La maternité, qui dépend de l'hôpital public Vichnevski, n'est qu'à quelques centaines de mètres du bâtiment du service de chirurgie maxillo-faciale, fortement endommagé par les bombardements.

La pièce centrale apparaît avoir été visée à dessein, étant située non loin du quartier général des services de sécurité ukrainiens, occupé par les rebelles prorusses.
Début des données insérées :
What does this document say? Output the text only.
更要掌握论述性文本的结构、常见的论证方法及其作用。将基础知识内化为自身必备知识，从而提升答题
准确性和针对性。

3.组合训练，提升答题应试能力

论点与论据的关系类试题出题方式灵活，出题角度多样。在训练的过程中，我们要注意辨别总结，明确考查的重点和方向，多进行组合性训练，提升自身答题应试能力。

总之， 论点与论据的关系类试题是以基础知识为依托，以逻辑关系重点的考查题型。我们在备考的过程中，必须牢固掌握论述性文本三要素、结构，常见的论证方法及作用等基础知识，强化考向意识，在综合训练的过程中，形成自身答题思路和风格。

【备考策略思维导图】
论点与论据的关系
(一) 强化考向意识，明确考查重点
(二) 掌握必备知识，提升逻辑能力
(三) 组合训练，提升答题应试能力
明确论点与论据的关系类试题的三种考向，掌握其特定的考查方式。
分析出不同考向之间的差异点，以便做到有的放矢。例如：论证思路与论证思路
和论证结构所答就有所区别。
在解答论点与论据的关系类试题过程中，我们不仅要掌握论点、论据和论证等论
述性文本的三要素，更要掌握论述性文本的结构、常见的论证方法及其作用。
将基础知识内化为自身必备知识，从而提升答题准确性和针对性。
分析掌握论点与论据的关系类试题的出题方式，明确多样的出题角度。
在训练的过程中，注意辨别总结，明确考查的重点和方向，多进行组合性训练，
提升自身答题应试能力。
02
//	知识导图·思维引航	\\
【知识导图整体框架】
Les femmes sont "dans un esprit de combat" et il n'y a "aucune panique", affirme M. Bessonov, qui en est à sa quatrième journée de travail d'affilée à l'hôpital, alors que de nombreux employés ont fui la région.

L'établissement ne peut désormais plus accueillir qu'une cinquantaine de patients, contre 400 avant le début des affrontements.

L'hôpital est également équipé d'un vaste et profond abri antiaérien datant de l'époque soviétique, qui contient des lits de camp, un générateur électrique et des bidons d'eau potable.

"Si les bombardements s'intensifient, nous serons forcés d'aller y trouver refuge", assure Mme Ovsianik.